Я еще какое-то время посидела в беседке, пытаясь успокоиться, а потом встала и ушла навсегда.

Однажды я разбила им сердце и не могла сделать это еще раз.

Глава 11

…она – молния, а я – засохшее дерево на пригорке, тянущее ввысь свои сухие ветви, и мы встретились той осенью, когда она снизошла ко мне с неба и разожгла пламя страсти и любви.
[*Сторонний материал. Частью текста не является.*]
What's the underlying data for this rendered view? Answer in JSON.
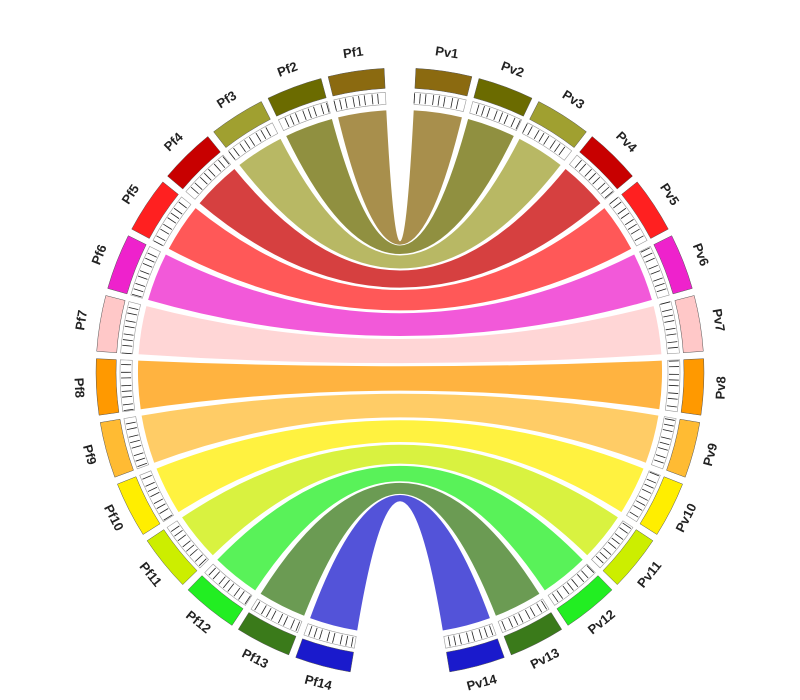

Бывать в теле Элизы никогда не доставляло особого удовольствия, но с того дня штормовая волна отторжения и безграничный страх стали постоянными призраками моих будней. Я знаю, что стоит успокоиться и даже смириться. Следует признать и принять неизбежность и неконтролируемость перемещений. Нужно бороться со страхами, идти им наперекор. Такой опыт у меня имеется. Именно так я борюсь со страхом попасть в тело своего убийцы. Поверьте, старость, которую я переживаю, будучи мистером Олдом, меркнет по сравнению с наркотической зависимостью Элизы, которая, в свою очередь, теряется и блекнет рядом с моими визитами в тюрьму.

Несколько недель пролетают в каком-то межпространственном состоянии, но зато только в теле Анны, без всяких перемещений. Я хожу на работу по инерции, по инерции возвращаюсь домой, погружаюсь в себя и в свои воспоминания, опять же, по инерции. Пару раз звонит Альберт, но я не беру трубку. Он по-прежнему каждый день заходит за кофе, но я веду себя отстраненно, как с любым другим посетителем. Меня переполняют двойственные, противоречивые чувства. То мне обидно и страшно, я злюсь на Ала, не разбираясь в причинах, то, наоборот, во мне разрастаются стыд и вина, хочется перед ним извиниться. Я беру телефон, набираю его номер, после чего судорожно нажимаю на отбой и запихиваю трубку в задний карман. Печатаю сообщения, оставляя их неотправленными. Перечитываю, дописываю, стираю, вновь пишу. И так снова и снова, много, много раз. Иногда просто вглядываюсь в его номер, прохожусь по нему пальцами, словно ища ответ, который так ни разу и не появился.

А еще эти несколько недель оказываются болезненным периодом самобичевания, когда собственные мысли уничтожают меня, хлещут и без того израненную психику, будоража старые и разрывая новые кровоточащие раны. Мысли об Элизе и мистере Олде становятся маньяком, который охотится за мной, преследует, прячется в темных углах сознания. Но я все равно постоянно ощущаю его присутствие. Я оказываюсь в собственном фильме ужасов, в таком вот артхаусном триллере, где снова и снова просыпаюсь в теле мертвой девушки или мертвого профессора посреди леса или в каком-нибудь поле, а может, на обочине скоростной магистрали, и чувствую, как разлагаюсь, как моя плоть тлеет миллиметр за миллиметром. И никто меня не ищет и не спасает. Мимо проходят люди, мчатся машины, совсем рядом поют птицы, а я исчезаю у всех на виду, не замеченная никем.